The term “quantity of carbon deposit” herein can be understood as representing the ratio of weights after heat treatment to weights before heat treatment of a specific material as weight percent. The heat treatment of the composition is typically performed at 450° C. under a nitrogen atmosphere. The temperature and atmosphere of the heat treatment was selected by considering the optimal heat treatment conditions of the components of the composition for forming an electron emission source. It is easily recognizable to those skilled in the art that similar results can be predicted at the temperature and atmosphere measuring the carbon deposits, and the equivalents thereof.

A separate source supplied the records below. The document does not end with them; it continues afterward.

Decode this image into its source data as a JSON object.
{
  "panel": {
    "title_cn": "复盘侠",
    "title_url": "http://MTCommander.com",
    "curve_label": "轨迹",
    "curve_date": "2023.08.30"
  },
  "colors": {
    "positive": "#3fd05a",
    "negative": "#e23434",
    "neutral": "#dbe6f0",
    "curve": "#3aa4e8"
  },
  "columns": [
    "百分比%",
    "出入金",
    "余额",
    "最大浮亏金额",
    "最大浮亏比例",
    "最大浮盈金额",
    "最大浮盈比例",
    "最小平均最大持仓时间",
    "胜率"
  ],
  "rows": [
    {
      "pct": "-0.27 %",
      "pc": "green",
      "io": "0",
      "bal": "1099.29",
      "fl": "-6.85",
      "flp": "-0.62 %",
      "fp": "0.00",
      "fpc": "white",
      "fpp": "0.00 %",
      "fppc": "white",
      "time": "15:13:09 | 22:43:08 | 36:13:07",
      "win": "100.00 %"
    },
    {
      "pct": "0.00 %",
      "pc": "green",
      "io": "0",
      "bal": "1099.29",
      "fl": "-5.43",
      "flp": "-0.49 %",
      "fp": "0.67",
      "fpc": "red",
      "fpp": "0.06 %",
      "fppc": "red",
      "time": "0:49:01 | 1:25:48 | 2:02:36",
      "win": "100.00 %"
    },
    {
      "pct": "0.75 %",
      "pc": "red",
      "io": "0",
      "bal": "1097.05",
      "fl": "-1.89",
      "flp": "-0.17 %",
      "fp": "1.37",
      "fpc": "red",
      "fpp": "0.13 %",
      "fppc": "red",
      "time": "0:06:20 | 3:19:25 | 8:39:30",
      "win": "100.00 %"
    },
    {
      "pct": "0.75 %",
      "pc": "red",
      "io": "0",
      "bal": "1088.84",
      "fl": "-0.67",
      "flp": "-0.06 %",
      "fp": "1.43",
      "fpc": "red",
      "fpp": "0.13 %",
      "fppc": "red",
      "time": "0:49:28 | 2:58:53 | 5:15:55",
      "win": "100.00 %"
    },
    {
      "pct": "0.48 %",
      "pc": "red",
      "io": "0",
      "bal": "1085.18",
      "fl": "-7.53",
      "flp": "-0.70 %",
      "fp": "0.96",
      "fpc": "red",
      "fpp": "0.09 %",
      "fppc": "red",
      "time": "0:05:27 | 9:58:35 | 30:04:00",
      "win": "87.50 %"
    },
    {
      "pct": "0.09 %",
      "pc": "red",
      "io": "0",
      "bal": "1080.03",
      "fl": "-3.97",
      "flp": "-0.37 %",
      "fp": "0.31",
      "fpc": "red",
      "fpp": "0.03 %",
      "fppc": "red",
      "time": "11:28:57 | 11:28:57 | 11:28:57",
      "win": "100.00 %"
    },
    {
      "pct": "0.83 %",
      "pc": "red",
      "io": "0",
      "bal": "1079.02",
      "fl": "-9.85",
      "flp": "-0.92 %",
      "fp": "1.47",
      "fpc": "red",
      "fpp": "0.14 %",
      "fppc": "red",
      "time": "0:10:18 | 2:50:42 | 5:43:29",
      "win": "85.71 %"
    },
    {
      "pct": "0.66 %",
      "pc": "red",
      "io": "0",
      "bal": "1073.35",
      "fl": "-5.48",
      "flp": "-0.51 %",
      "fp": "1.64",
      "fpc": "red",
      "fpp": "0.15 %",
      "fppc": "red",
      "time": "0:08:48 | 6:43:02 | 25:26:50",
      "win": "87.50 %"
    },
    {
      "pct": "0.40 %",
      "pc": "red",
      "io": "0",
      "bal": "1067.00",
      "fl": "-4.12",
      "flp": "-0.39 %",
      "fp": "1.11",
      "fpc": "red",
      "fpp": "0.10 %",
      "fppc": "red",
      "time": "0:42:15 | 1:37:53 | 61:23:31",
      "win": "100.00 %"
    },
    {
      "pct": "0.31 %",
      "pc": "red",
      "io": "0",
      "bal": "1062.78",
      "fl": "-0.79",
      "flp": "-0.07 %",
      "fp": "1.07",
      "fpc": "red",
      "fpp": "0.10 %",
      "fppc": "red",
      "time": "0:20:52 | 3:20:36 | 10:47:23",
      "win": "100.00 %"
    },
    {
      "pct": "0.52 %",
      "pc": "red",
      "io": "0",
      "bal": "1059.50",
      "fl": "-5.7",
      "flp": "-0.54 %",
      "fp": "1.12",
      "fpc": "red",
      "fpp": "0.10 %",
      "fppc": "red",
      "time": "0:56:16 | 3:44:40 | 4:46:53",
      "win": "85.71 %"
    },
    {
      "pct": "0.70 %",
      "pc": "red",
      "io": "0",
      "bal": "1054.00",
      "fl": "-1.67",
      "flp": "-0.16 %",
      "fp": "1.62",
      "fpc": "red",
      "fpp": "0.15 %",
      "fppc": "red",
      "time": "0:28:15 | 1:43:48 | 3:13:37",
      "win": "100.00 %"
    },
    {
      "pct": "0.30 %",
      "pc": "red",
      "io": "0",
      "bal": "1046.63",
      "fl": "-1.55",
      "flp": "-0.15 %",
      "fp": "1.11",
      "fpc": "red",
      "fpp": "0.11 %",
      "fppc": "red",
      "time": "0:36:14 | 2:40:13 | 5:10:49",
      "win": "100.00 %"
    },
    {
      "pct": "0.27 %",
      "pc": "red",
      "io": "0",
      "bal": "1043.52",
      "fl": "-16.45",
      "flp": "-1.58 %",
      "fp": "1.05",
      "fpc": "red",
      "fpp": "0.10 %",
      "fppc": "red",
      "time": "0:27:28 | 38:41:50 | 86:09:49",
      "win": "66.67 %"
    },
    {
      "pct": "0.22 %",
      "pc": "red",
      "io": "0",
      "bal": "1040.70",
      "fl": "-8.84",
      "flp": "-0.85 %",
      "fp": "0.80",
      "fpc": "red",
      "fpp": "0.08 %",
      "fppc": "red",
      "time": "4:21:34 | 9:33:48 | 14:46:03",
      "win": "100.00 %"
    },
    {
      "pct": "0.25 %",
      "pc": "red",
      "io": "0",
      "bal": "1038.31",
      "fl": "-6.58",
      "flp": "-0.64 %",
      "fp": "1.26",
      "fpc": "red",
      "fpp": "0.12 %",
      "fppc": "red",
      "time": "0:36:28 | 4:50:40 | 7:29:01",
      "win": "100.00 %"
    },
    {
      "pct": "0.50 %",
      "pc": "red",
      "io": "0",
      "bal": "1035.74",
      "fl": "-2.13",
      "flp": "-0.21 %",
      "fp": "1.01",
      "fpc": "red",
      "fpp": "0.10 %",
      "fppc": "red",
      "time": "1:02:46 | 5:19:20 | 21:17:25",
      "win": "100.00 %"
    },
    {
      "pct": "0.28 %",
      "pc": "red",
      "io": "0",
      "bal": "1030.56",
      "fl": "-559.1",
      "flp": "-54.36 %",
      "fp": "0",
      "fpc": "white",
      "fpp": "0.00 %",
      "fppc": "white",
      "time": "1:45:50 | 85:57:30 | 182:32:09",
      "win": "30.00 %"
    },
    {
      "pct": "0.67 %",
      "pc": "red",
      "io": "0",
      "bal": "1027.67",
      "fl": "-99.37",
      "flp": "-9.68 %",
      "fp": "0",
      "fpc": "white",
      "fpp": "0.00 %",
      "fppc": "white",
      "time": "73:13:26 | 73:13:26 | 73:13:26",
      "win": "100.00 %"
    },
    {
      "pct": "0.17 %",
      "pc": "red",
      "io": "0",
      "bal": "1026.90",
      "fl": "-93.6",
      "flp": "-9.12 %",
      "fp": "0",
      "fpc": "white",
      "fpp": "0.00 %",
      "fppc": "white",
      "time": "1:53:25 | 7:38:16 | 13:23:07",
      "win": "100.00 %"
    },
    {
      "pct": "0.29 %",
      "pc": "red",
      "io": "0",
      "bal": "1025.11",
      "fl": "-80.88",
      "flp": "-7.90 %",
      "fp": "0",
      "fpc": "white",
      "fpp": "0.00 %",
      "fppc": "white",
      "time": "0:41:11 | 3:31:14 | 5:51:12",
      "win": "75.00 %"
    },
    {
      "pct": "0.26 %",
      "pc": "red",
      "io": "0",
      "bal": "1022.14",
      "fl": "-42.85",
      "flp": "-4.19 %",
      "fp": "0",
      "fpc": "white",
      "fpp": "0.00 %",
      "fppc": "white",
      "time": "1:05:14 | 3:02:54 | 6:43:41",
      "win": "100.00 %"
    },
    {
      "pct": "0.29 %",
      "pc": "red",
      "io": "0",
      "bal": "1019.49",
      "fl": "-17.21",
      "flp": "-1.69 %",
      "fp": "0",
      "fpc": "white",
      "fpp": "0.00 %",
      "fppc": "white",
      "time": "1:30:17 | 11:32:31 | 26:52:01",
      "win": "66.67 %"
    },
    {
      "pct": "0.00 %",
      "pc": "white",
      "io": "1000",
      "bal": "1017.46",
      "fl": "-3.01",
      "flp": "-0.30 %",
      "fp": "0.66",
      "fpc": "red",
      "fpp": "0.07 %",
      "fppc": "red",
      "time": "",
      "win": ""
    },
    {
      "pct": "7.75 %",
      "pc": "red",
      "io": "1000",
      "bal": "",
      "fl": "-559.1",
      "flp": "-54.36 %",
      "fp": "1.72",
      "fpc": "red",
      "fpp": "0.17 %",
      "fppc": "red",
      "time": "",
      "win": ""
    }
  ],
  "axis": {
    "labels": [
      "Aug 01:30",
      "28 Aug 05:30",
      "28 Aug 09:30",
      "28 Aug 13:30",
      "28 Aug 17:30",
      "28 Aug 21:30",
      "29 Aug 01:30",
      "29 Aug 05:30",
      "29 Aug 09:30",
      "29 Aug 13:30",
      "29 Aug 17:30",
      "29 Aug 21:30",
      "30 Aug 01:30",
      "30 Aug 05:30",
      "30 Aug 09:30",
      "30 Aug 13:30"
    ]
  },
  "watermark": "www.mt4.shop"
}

FIG. 1 is a graph illustrating the weight percent of carbon deposits that were measured after heat treatment of an acrylic resin in the form of a copolymer that includes methylacrylate and ethylacrylate at various temperatures under nitrogen atmosphere. It can be seen that the material has 0.13 wt % of carbon deposits at 450° C.

FIG. 2 is a graph illustrating the weight percent carbon deposits that were measured after heat treatment of an acrylic resin in the form of a copolymer that includes methylacrylate and butylacrylate at various temperatures under a nitrogen atmosphere. It can be seen that the material has 0.17 wt % of carbon deposits at 450° C.

The resin component may comprise acrylic resins. The acrylic resins may include resins that have at least one monomer including, but not limited to methylacrylate, ethylacrylate, propylacrylate, n-butylacrylate, isobutylacrylate, t-butylacrylate, 2-ethylhexylacrylate, laurylacrylate, methylmethacrylate, ethylmethacrylate, propylmethacrylate, n-butylmethacrylate, t-butylmethacrylate, 2-ethylhexylmethacrylate, laurylmethacrylate, cyclohexylacrylate, cyclohexylmethacrylate and cellosolvemethacrylate.

The solvent component in the vehicle according to the present invention may include but is not limited to terpineol, butyl carbitol (BC), butyl carbitol acetate (BCA), toluene and texanol, etc. Terpineol is preferably used as the solvent.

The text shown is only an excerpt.